Created August 31, 2020 18:40
HomotopyContinuation.jl codegen

I demonstrate what I mean with this using HomotopyContinuation.jl.

using HomotopyContinuation
@var x
f = System([4*x^4+3*x^3+2*x^2+x-5])

Given a symbolic system of polynomials f, in HC.jl there are two ways to optimize them for numerical evaluation. First the expression is optimized with similar techniques as you do (common subexpression elimination and then a simple multivariate horner-schema). Then the optimized expression is preprared for repeated numerical evaluation. This can be done using an InterpretedSystem which is very similar to what you do (record all operations in arrays and "play" them for evaluation).
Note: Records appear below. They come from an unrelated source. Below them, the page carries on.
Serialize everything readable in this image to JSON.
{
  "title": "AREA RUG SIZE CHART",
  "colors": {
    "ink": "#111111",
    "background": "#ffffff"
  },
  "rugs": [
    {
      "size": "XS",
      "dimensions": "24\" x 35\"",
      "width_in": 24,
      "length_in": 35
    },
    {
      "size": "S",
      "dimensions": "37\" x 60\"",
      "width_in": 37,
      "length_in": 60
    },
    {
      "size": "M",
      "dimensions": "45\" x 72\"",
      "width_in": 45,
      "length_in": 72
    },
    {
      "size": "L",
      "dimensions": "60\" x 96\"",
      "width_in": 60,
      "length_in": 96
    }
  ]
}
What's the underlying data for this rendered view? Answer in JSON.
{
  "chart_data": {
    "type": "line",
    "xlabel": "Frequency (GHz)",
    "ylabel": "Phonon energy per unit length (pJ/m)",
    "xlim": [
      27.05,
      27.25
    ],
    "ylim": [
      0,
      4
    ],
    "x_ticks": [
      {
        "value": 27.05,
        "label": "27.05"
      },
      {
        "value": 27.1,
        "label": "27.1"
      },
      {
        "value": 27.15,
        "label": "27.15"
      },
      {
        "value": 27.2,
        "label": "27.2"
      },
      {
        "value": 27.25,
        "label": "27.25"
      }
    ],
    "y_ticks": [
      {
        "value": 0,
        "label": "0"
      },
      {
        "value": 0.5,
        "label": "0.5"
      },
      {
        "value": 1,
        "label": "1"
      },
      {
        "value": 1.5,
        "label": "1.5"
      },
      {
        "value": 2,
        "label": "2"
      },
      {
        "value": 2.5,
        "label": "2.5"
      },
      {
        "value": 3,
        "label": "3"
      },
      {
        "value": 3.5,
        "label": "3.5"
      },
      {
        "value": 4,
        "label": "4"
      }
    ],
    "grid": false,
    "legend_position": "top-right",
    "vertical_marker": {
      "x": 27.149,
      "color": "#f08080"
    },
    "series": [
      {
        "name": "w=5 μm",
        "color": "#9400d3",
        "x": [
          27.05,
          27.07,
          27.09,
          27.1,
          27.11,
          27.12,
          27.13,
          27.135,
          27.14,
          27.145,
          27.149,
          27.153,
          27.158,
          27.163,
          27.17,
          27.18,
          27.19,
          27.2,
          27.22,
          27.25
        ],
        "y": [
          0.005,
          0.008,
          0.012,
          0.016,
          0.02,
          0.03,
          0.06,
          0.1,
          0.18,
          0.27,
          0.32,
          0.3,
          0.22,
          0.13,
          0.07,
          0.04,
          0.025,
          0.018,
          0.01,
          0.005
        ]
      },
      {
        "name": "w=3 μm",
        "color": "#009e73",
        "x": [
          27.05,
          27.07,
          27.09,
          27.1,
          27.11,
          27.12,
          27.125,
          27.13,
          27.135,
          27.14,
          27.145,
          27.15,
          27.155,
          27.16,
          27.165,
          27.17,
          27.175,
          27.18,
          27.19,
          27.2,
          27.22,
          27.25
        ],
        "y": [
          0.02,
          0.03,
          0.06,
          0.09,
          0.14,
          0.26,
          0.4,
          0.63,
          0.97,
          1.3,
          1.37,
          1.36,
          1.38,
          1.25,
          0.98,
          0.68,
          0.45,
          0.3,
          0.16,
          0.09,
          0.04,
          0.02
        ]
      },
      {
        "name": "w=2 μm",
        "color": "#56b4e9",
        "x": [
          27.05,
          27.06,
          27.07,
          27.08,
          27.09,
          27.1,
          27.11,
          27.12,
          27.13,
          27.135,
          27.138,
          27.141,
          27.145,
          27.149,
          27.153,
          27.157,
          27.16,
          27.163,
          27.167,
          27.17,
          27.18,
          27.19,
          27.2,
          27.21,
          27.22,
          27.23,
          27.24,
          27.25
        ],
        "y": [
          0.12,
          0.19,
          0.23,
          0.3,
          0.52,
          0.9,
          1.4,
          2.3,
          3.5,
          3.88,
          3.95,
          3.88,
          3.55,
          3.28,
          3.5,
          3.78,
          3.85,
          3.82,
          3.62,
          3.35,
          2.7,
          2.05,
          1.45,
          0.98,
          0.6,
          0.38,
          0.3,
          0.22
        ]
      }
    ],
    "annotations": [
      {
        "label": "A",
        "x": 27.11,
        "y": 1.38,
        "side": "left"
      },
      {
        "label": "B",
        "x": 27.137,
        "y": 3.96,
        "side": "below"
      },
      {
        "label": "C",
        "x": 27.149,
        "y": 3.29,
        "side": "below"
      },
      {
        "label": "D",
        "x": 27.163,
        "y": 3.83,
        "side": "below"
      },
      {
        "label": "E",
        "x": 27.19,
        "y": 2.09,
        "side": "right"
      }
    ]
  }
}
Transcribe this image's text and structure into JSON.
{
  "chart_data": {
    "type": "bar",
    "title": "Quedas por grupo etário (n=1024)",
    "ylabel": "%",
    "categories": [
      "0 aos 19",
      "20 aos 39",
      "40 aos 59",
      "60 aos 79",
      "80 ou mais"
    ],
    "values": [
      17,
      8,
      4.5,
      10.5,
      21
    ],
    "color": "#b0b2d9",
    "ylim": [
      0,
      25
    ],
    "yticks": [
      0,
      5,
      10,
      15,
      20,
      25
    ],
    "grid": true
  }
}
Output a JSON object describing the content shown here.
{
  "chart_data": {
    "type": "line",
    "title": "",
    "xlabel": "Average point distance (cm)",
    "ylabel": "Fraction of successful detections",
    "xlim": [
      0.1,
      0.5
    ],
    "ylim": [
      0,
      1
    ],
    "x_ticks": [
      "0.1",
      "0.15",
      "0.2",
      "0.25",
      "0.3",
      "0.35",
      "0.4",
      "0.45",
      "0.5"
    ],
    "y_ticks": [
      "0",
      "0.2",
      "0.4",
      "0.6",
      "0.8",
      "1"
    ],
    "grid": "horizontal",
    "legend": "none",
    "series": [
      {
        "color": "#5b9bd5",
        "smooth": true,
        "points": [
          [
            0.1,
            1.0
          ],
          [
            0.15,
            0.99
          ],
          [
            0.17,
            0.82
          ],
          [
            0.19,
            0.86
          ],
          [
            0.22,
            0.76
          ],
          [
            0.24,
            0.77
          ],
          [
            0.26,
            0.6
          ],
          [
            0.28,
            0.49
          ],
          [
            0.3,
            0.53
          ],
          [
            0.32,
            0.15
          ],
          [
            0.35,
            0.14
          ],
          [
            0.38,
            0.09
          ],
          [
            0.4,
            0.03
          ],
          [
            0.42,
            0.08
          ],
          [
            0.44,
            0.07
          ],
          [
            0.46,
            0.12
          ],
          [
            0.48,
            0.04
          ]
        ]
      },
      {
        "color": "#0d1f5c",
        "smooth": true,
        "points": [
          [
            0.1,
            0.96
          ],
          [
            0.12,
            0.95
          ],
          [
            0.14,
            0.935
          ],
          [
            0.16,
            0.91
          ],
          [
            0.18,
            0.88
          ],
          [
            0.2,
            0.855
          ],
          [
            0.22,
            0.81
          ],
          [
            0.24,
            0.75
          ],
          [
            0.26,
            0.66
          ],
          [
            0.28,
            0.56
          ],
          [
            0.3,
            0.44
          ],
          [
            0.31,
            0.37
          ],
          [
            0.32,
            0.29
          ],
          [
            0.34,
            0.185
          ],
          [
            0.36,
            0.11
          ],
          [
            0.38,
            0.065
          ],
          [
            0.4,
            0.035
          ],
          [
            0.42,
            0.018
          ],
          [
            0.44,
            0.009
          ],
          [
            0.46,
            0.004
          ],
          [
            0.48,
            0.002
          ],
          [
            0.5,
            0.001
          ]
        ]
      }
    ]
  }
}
The other is CompiledSystem where an actual straight line program is compiled:

julia> F = CompiledSystem(f)
Compiled: System of length 1
 1 variables: x

 -5 + x*(1 + x*(2 + x*(3 + 4*x)))

# This code is automatically generated for the evaluation of `F` 
julia> HomotopyContinuation.ModelKit._evaluate!_impl(typeof(F))
       @boundscheck checkbounds(u, 1:1)
       @boundscheck checkbounds(x, 1:1)
       @boundscheck p === nothing || checkbounds(p, 1:0)
    @inbounds begin
            _ι1 = 4 * x[1]
            _ι2 = 3 + _ι1
            _ι3 = x[1] * _ι2
            _ι4 = 2 + _ι3
            _ι5 = x[1] * _ι4
            _ι6 = 1 + _ι5
            _ι7 = x[1] * _ι6
            _ι8 = -5 + _ι7
            u[1] = _ι8

# We can see that this is turned into not many assembly instructions
julia> @code_native debuginfo=:none evaluate!([0.0], F, [2.0])
	.section	__TEXT,__text,regular,pure_instructions
	subq	$40, %rsp
	movq	%rdi, %rax
	movabsq	$5250033792, %rcx       ## imm = 0x138ED2880
	vmovaps	(%rcx), %xmm0
	vmovups	%xmm0, 24(%rsp)
	cmpq	$0, 24(%rdi)
	jle	L148
	vmovups	%xmm0, 8(%rsp)
	cmpq	$0, 24(%rdx)
	jle	L170
	movq	(%rdx), %rcx
	vmovsd	(%rcx), %xmm0           ## xmm0 = mem[0],zero
	movabsq	$5250033752, %rcx       ## imm = 0x138ED2858
	vmulsd	(%rcx), %xmm0, %xmm1
	movabsq	$5250033760, %rcx       ## imm = 0x138ED2860
	vaddsd	(%rcx), %xmm1, %xmm1
	vmulsd	%xmm1, %xmm0, %xmm1
	movabsq	$5250033768, %rcx       ## imm = 0x138ED2868
	vaddsd	(%rcx), %xmm1, %xmm1
	vmulsd	%xmm1, %xmm0, %xmm1
	movabsq	$5250033776, %rcx       ## imm = 0x138ED2870
	vaddsd	(%rcx), %xmm1, %xmm1
	vmulsd	%xmm1, %xmm0, %xmm0
	movabsq	$5250033784, %rcx       ## imm = 0x138ED2878
	vaddsd	(%rcx), %xmm0, %xmm0
	movq	(%rax), %rcx
	vmovsd	%xmm0, (%rcx)
	addq	$40, %rsp
	movabsq	$throw_boundserror, %rcx
	leaq	24(%rsp), %rsi
	movq	%rax, %rdi
	callq	*%rcx
	movabsq	$throw_boundserror, %rax
	leaq	8(%rsp), %rsi
	movq	%rdx, %rdi
	callq	*%rax

Comparing the performance of InterpretedSystem and CompiledSystem we see that the latter is around 10x faster.

julia> u = zeros(1)
x1-element Array{Float64,1}:

julia> x = [rand()]
1-element Array{Float64,1}:

julia> using BenchmarkTools

julia> @btime evaluate!($u, $F, $x)
  3.750 ns (0 allocations: 0 bytes)
1-element Array{Float64,1}:

julia> @btime evaluate!($u, $G, $x)
  35.033 ns (0 allocations: 0 bytes)
1-element Array{Float64,1}:

However, if the expressions are large than the compilation step for CompiledSystem can become prohibitively slow.